We identified several research groups in Europe researching similar topics. We plan to contact these groups as soon as we complete our current papers to establish collaboration. Furthermore, we identified local software vendors that would benefit from our platform. We plan to contact them by the end of the year to test our platform on the field and gather feedback from experienced developers.
To raise awareness of our project, we are organizing a seminar in September this year. We are also looking to publish our results in open-access journals and conferences. We publish blog articles on the project website and post updates on social media.
Ethical aspect: Please detail the way the solution addresses any of the main ethical aspects, including trustworthiness, bias, gender issues, etc.

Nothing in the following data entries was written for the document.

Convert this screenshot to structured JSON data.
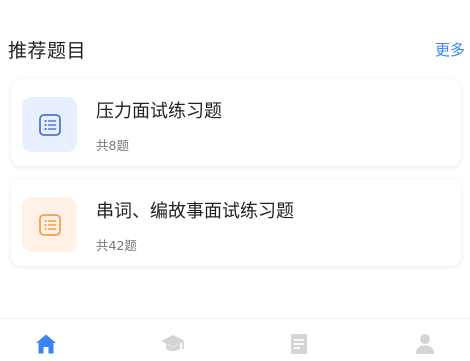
{
  "section": {
    "title": "推荐题目",
    "more_label": "更多"
  },
  "cards": [
    {
      "title": "压力面试练习题",
      "count_label": "共8题",
      "icon": "list-icon",
      "icon_bg": "#e8f0ff",
      "icon_color": "#4a78d6"
    },
    {
      "title": "串词、编故事面试练习题",
      "count_label": "共42题",
      "icon": "list-icon",
      "icon_bg": "#fff1e6",
      "icon_color": "#f0a04a"
    }
  ],
  "tab_bar": {
    "items": [
      {
        "icon": "home-icon",
        "active": true
      },
      {
        "icon": "graduation-cap-icon",
        "active": false
      },
      {
        "icon": "document-icon",
        "active": false
      },
      {
        "icon": "user-icon",
        "active": false
      }
    ],
    "active_color": "#3b82f6",
    "inactive_color": "#d4d4d4"
  }
}
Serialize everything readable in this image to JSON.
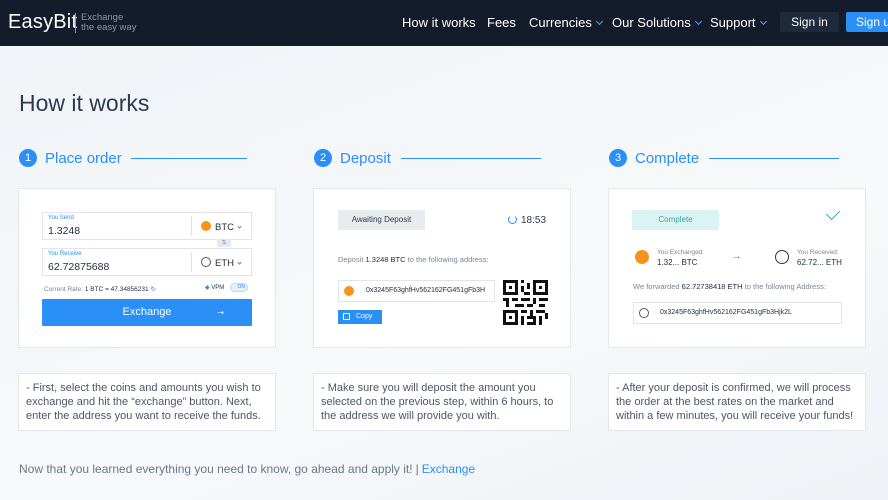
{
  "nav": {
    "logo": "EasyBit",
    "tagline_1": "Exchange",
    "tagline_2": "the easy way",
    "items": [
      "How it works",
      "Fees",
      "Currencies",
      "Our Solutions",
      "Support"
    ],
    "signin": "Sign in",
    "signup": "Sign up"
  },
  "page_title": "How it works",
  "steps": [
    {
      "num": "1",
      "label": "Place order",
      "note": "- First, select the coins and amounts you wish to exchange and hit the “exchange” button. Next, enter the address you want to receive the funds."
    },
    {
      "num": "2",
      "label": "Deposit",
      "note": "- Make sure you will deposit the amount you selected on the previous step, within 6 hours, to the address we will provide you with."
    },
    {
      "num": "3",
      "label": "Complete",
      "note": "- After your deposit is confirmed, we will process the order at the best rates on the market and within a few minutes, you will receive your funds!"
    }
  ],
  "order": {
    "send_label": "You Send",
    "send_value": "1.3248",
    "send_currency": "BTC",
    "receive_label": "You Receive",
    "receive_value": "62.72875688",
    "receive_currency": "ETH",
    "swap_icon": "swap-arrows",
    "rate_label": "Current Rate:",
    "rate_value": "1 BTC = 47.34856231",
    "vpm": "VPM",
    "toggle": "ON",
    "exchange_button": "Exchange"
  },
  "deposit": {
    "status": "Awaiting Deposit",
    "timer": "18:53",
    "line_prefix": "Deposit",
    "amount": "1.3248 BTC",
    "line_suffix": "to the following address:",
    "address": "0x3245F63ghfHv562162FG451gFb3H",
    "copy": "Copy"
  },
  "complete": {
    "status": "Complete",
    "exchanged_label": "You Exchanged:",
    "exchanged_value": "1.32... BTC",
    "received_label": "You Received:",
    "received_value": "62.72... ETH",
    "fwd_prefix": "We forwarded",
    "fwd_amount": "62.72738418 ETH",
    "fwd_suffix": "to the following Address:",
    "address": "0x3245F63ghfHv562162FG451gFb3Hjk2L"
  },
  "footer": {
    "text": "Now that you learned everything you need to know, go ahead and apply it!",
    "separator": "|",
    "link": "Exchange"
  },
  "colors": {
    "nav_bg": "#141c2b",
    "accent": "#2a8ff7",
    "btc": "#f7931a",
    "complete": "#3aa8a3"
  }
}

The Clean CaDET platform is free and open-source, and anyone can use it.
Our learning model selects suitable educational content based on issues identified in the analyzed code and learner's profile. The learners’ profile does not differentiate races, classes, or gender. Regardless of our learner models’ personalized recommendations, anyone can access all available content.
We trained our code smell detectors using publicly available datasets and the source code obtained from open-source repositories to avoid source code license violations. We also do not re-distribute the source code but provide links to original open-source repositories.
Companies that use our tool can download and use Clean CaDET on their premises. This way, they have complete control over their code. We have developed a threat model for our platform to identify any risks to our users and ensure the proper security controls protect sensitive assets.
In the controlled experiment we performed to evaluate our platform, participation was voluntary. All students from our software engineering courses could participate in our experiment if they chose to do so. Their test results and questionnaire answers collected during the experiment were anonymized.
We offer students to use our platform for learning on our software engineering courses. However, if they choose not to use it, they have the same study materials available as traditional static learning content.
To the best of our knowledge, there are no other ethics issues to consider.